Currently there are 280 undergraduate student organizations, and another 90 organizations for graduate students and the law school.
“So, it’s for all of their use,” Whitely said.
Count senior Bhumi Patel, 21, among the impressed.
“It’s the best thing we could ask for and something that was definitely needed,” said Patel, the Student Government president. “The university is constantly growing and evolving. We needed a student center that was up to par with a prestigious university.”
The Student Government offices are also housed inside the building.
Student Bar President Jenna Winchester, 24, also envisions a space where law students can not only study and Skype lectures but set up cases in one of the large multi-purpose rooms. The center is near the law school.

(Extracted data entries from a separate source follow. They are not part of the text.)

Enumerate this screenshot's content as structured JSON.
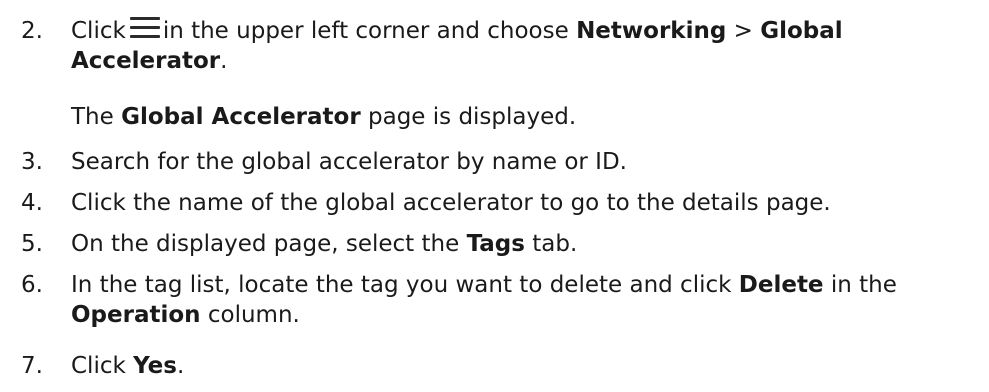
{
  "steps": [
    {
      "number": "2.",
      "text_before_icon": "Click",
      "icon": "hamburger-menu-icon",
      "text_after_icon": "in the upper left corner and choose",
      "bold_networking": "Networking",
      "separator": ">",
      "bold_global": "Global",
      "bold_accelerator": "Accelerator",
      "period": ".",
      "result_bold": "Global Accelerator",
      "result_before": "The",
      "result_after": "page is displayed."
    },
    {
      "number": "3.",
      "text": "Search for the global accelerator by name or ID."
    },
    {
      "number": "4.",
      "text": "Click the name of the global accelerator to go to the details page."
    },
    {
      "number": "5.",
      "text_before": "On the displayed page, select the",
      "bold": "Tags",
      "text_after": "tab."
    },
    {
      "number": "6.",
      "text_before": "In the tag list, locate the tag you want to delete and click",
      "bold_delete": "Delete",
      "text_middle": "in the",
      "bold_operation": "Operation",
      "text_after": "column."
    },
    {
      "number": "7.",
      "text_before": "Click",
      "bold": "Yes",
      "period": "."
    }
  ]
}
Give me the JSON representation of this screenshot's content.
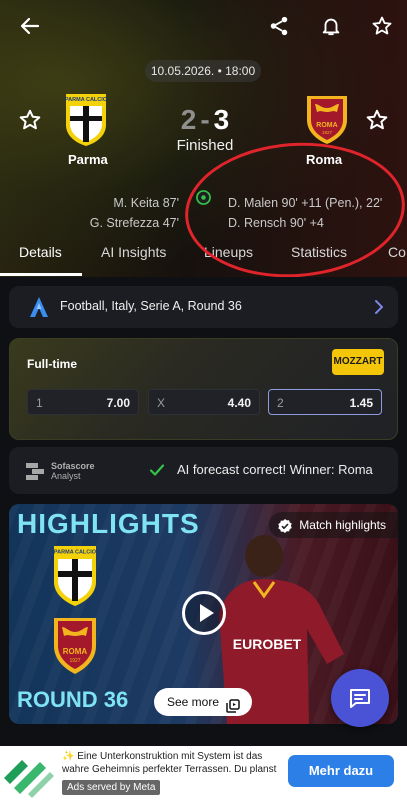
{
  "header": {
    "date": "10.05.2026. • 18:00",
    "home_team": "Parma",
    "away_team": "Roma",
    "home_score": "2",
    "away_score": "3",
    "separator": "-",
    "status": "Finished",
    "home_scorers": [
      "M. Keita 87'",
      "G. Strefezza 47'"
    ],
    "away_scorers": [
      "D. Malen 90' +11 (Pen.), 22'",
      "D. Rensch 90' +4"
    ]
  },
  "home_crest": {
    "text": "PARMA CALCIO"
  },
  "away_crest": {
    "text": "ROMA",
    "year": "1927"
  },
  "tabs": [
    "Details",
    "AI Insights",
    "Lineups",
    "Statistics",
    "Co"
  ],
  "league": {
    "label": "Football, Italy, Serie A, Round 36"
  },
  "odds": {
    "title": "Full-time",
    "bookmaker": "MOZZART",
    "options": [
      {
        "label": "1",
        "value": "7.00"
      },
      {
        "label": "X",
        "value": "4.40"
      },
      {
        "label": "2",
        "value": "1.45"
      }
    ]
  },
  "forecast": {
    "analyst_line1": "Sofascore",
    "analyst_line2": "Analyst",
    "message": "AI forecast correct! Winner: Roma"
  },
  "video": {
    "title": "HIGHLIGHTS",
    "round": "ROUND 36",
    "badge": "Match highlights",
    "see_more": "See more",
    "sponsor": "EUROBET",
    "crest_home_text": "PARMA CALCIO",
    "crest_away_text": "ROMA",
    "crest_away_year": "1927"
  },
  "ad": {
    "text": "✨ Eine Unterkonstruktion mit System ist das wahre Geheimnis perfekter Terrassen. Du planst",
    "served": "Ads served by Meta",
    "cta": "Mehr dazu"
  },
  "colors": {
    "accent": "#4a52d6",
    "highlight_text": "#7fe3f5",
    "annotation": "#e0242c",
    "bookmaker": "#f4c60a",
    "ad_button": "#2b7fe6"
  }
}
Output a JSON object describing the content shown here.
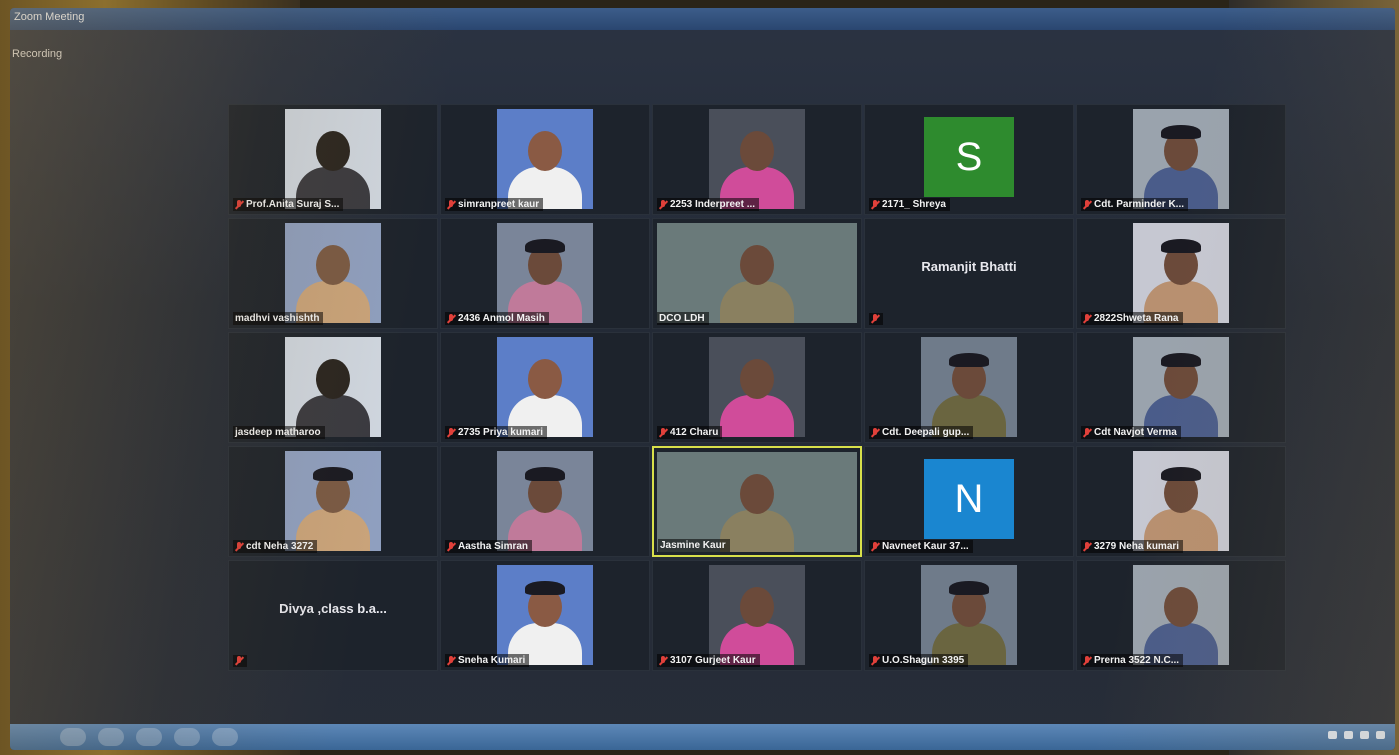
{
  "window": {
    "title": "Zoom Meeting",
    "recording_label": "Recording"
  },
  "colors": {
    "avatar_s": "#2e8b2e",
    "avatar_n": "#1a86d0",
    "mute_red": "#e0403a",
    "active_border": "#d8e04a"
  },
  "participants": [
    {
      "name": "Prof.Anita Suraj S...",
      "muted": true,
      "type": "video"
    },
    {
      "name": "simranpreet kaur",
      "muted": true,
      "type": "video"
    },
    {
      "name": "2253 Inderpreet ...",
      "muted": true,
      "type": "video"
    },
    {
      "name": "2171_ Shreya",
      "muted": true,
      "type": "avatar",
      "initial": "S",
      "avatar_color": "#2e8b2e"
    },
    {
      "name": "Cdt. Parminder K...",
      "muted": true,
      "type": "video"
    },
    {
      "name": "madhvi vashishth",
      "muted": false,
      "type": "video"
    },
    {
      "name": "2436 Anmol Masih",
      "muted": true,
      "type": "video"
    },
    {
      "name": "DCO LDH",
      "muted": false,
      "type": "video"
    },
    {
      "name": "Ramanjit Bhatti",
      "muted": true,
      "type": "name-only"
    },
    {
      "name": "2822Shweta Rana",
      "muted": true,
      "type": "video"
    },
    {
      "name": "jasdeep matharoo",
      "muted": false,
      "type": "video"
    },
    {
      "name": "2735 Priya kumari",
      "muted": true,
      "type": "video"
    },
    {
      "name": "412 Charu",
      "muted": true,
      "type": "video"
    },
    {
      "name": "Cdt. Deepali gup...",
      "muted": true,
      "type": "video"
    },
    {
      "name": "Cdt Navjot Verma",
      "muted": true,
      "type": "video"
    },
    {
      "name": "cdt Neha 3272",
      "muted": true,
      "type": "video"
    },
    {
      "name": "Aastha Simran",
      "muted": true,
      "type": "video"
    },
    {
      "name": "Jasmine Kaur",
      "muted": false,
      "type": "video",
      "active": true
    },
    {
      "name": "Navneet Kaur 37...",
      "muted": true,
      "type": "avatar",
      "initial": "N",
      "avatar_color": "#1a86d0"
    },
    {
      "name": "3279 Neha kumari",
      "muted": true,
      "type": "video"
    },
    {
      "name": "Divya ,class b.a...",
      "muted": true,
      "type": "name-only"
    },
    {
      "name": "Sneha Kumari",
      "muted": true,
      "type": "video"
    },
    {
      "name": "3107 Gurjeet Kaur",
      "muted": true,
      "type": "video"
    },
    {
      "name": "U.O.Shagun 3395",
      "muted": true,
      "type": "video"
    },
    {
      "name": "Prerna 3522 N.C...",
      "muted": true,
      "type": "video"
    }
  ]
}
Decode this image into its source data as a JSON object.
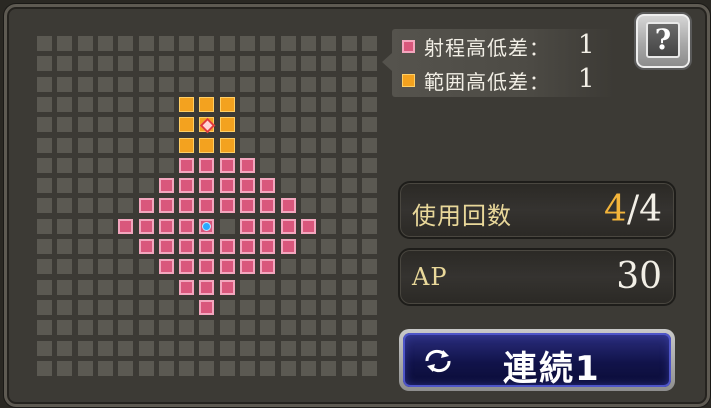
{
  "grid": {
    "cols": 17,
    "rows": 17,
    "range_cells": [
      [
        7,
        6
      ],
      [
        8,
        6
      ],
      [
        9,
        6
      ],
      [
        10,
        6
      ],
      [
        6,
        7
      ],
      [
        7,
        7
      ],
      [
        8,
        7
      ],
      [
        9,
        7
      ],
      [
        10,
        7
      ],
      [
        11,
        7
      ],
      [
        5,
        8
      ],
      [
        6,
        8
      ],
      [
        7,
        8
      ],
      [
        8,
        8
      ],
      [
        9,
        8
      ],
      [
        10,
        8
      ],
      [
        11,
        8
      ],
      [
        12,
        8
      ],
      [
        4,
        9
      ],
      [
        5,
        9
      ],
      [
        6,
        9
      ],
      [
        7,
        9
      ],
      [
        8,
        9
      ],
      [
        10,
        9
      ],
      [
        11,
        9
      ],
      [
        12,
        9
      ],
      [
        13,
        9
      ],
      [
        5,
        10
      ],
      [
        6,
        10
      ],
      [
        7,
        10
      ],
      [
        8,
        10
      ],
      [
        9,
        10
      ],
      [
        10,
        10
      ],
      [
        11,
        10
      ],
      [
        12,
        10
      ],
      [
        6,
        11
      ],
      [
        7,
        11
      ],
      [
        8,
        11
      ],
      [
        9,
        11
      ],
      [
        10,
        11
      ],
      [
        11,
        11
      ],
      [
        7,
        12
      ],
      [
        8,
        12
      ],
      [
        9,
        12
      ],
      [
        8,
        13
      ]
    ],
    "area_cells": [
      [
        7,
        3
      ],
      [
        8,
        3
      ],
      [
        9,
        3
      ],
      [
        7,
        4
      ],
      [
        8,
        4
      ],
      [
        9,
        4
      ],
      [
        7,
        5
      ],
      [
        8,
        5
      ],
      [
        9,
        5
      ]
    ],
    "center_cell": [
      8,
      9
    ],
    "target_cell": [
      8,
      4
    ]
  },
  "legend": {
    "range_height_label": "射程高低差：",
    "range_height_value": "1",
    "area_height_label": "範囲高低差：",
    "area_height_value": "1",
    "range_color": "#d9577c",
    "area_color": "#f3a21f"
  },
  "help": {
    "glyph": "?"
  },
  "uses": {
    "label": "使用回数",
    "current": "4",
    "sep": "/",
    "max": "4"
  },
  "ap": {
    "label": "AP",
    "value": "30"
  },
  "chain_button": {
    "label": "連続1",
    "icon": "rotate-arrows-icon"
  }
}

“There is a lot of promise in that room,” third-year law student Winchester said. “The center has been entirely focused on students and the school and university have done a good job and made sure everything is geared to making campus life better for students.”
The new SAC is adjacent to the 195,000-square-foot University Center, which gives the campus a combined indoor student culture space that tops 314,000 square feet. This is in addition to the original 50-meter pool and diving complex, the renovated UC Stage/Patio, and the Foote Green and breezeway that ends at the student bookstore and The Rock.
Sergio Gonzalez, senior vice president for advancement and external affairs, calls the SAC “a signature building given its function and purpose.”
About $25 million of the building’s cost, more than half, came from donors to the Momentum 2 campaign. Undergraduate, graduate and law students voted in 2006 to assess a $300-per-year fee to help fund the construction of the SAC and to renovate and expand the adjacent Whitten University Center.
A $20 million gift in 2010 from Bruce and Tracey Berkowitz, chairs of the Fairholme Foundation, helped the project get underway.
Naturally, the Rathskeller, which originally opened in 1973 and had been home to happy hours, homecoming activities and hanging out, enduring until its 2011 closure, remains the hotspot — despite new Starbucks (one of two on campus), Red Mango and M2O eateries. Its original ambience has been recreated, with old posters and frat paddle boards on the walls, along with UM-colored orange pool tables and comfort food like popcorn ‘n’ chili ‘n’ brews.
“The new Rat is a student favorite as far as lounging is concerned,” said Patel, an exercise physiology major. “Unfortunately, they had to tear down the old Rat, and that was sad for some alumni who appreciated the history behind it, but of course the new Rat is bigger and better,” she opines.
Soon Patel will join the ranks of alumni.
“It’s strange to call myself a senior. But this building, as a whole, I don’t know if I’ll ever leave.”